Saturday, 28 March 2020

3D-printing tanks... pt. VIII: Dorchester ACV

I have printed a couple of Dorchester ACV's...

I opted to print two different versions because, well, because I could... Two very different vehicles, but with the same function. These two vehicles don't have a place in any of my current projects, but I have a feeling I will be expanding my British forces sooner rather than later...

I love printing vehicles like this, it's very hard to get these otherwise... 

The big, 6-wheeled Dorchester...
The article in the picture above is well worth the read...

The smaller of the two, but only by a little...
This picture shows the early variant of the vehicle...
In my previous post I talked about how I botched up the first print of the 6x6 Dorchester (which I updated to include comparison pictures). But with a little care, these two models came out great!

I used Tinkercad to make them hollow, thus saving quite a bit of resin.



I equipped both models with antennas. I carefully drilled out the stubs on the roof of the vehicles. I opted for longer antennas than usual, I think it adds a touch of realism to these miniatures as well as make them stand out even more...

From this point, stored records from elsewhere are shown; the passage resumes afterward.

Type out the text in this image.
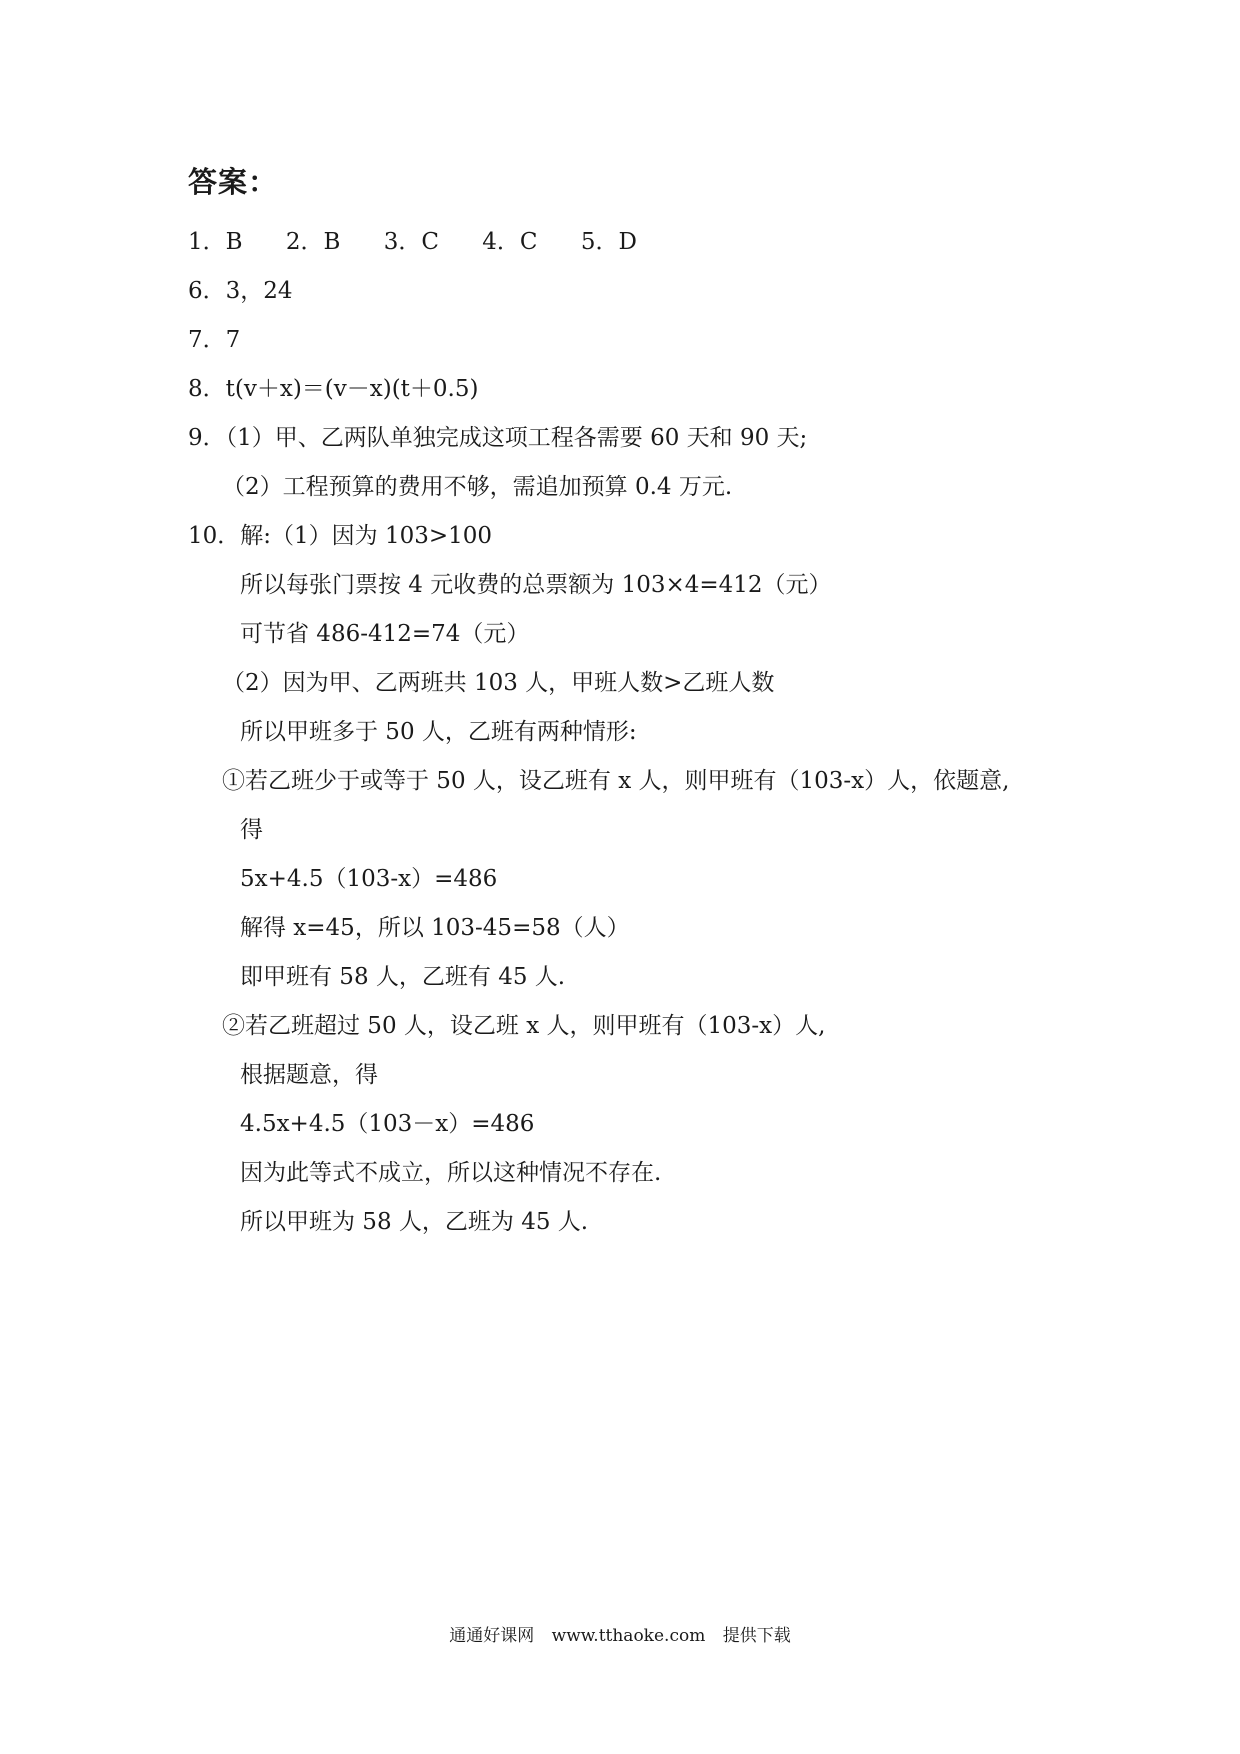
答案：
1．B 2．B 3．C 4．C 5．D
6．3，24
7．7
8．t(v＋x)＝(v－x)(t＋0.5)
9．（1）甲、乙两队单独完成这项工程各需要 60 天和 90 天;
（2）工程预算的费用不够，需追加预算 0.4 万元.
10．解:（1）因为 103>100
所以每张门票按 4 元收费的总票额为 103×4=412（元）
可节省 486-412=74（元）
（2）因为甲、乙两班共 103 人，甲班人数>乙班人数
所以甲班多于 50 人，乙班有两种情形:
①若乙班少于或等于 50 人，设乙班有 x 人，则甲班有（103-x）人，依题意,
得
5x+4.5（103-x）=486
解得 x=45，所以 103-45=58（人）
即甲班有 58 人，乙班有 45 人.
②若乙班超过 50 人，设乙班 x 人，则甲班有（103-x）人,
根据题意，得
4.5x+4.5（103－x）=486
因为此等式不成立，所以这种情况不存在.
所以甲班为 58 人，乙班为 45 人.
通通好课网 www.tthaoke.com 提供下载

Both these designs are available on Thingiverse. They were done by m_bergman, and can be found here. I am slowly printing my way through his vast collection of incredible designs... 

These things are big... Bigger than a Churchill...
The Churchill tank on the picture above is no ordinary tank... It is an AVRE variant, equipped with a SBG assault bridge. More on this tank in a future post...

Friday, 27 March 2020

3D-printing... A learning experience...

The last couple of weeks I have been printing one model after another, rarely allowing my printer a moment of rest. Most of my prints have come out rather well and apart from some issues with supports I have yet to suffer any serious failures. 

But today I did learn something new, something I could have known, no, something I should have known...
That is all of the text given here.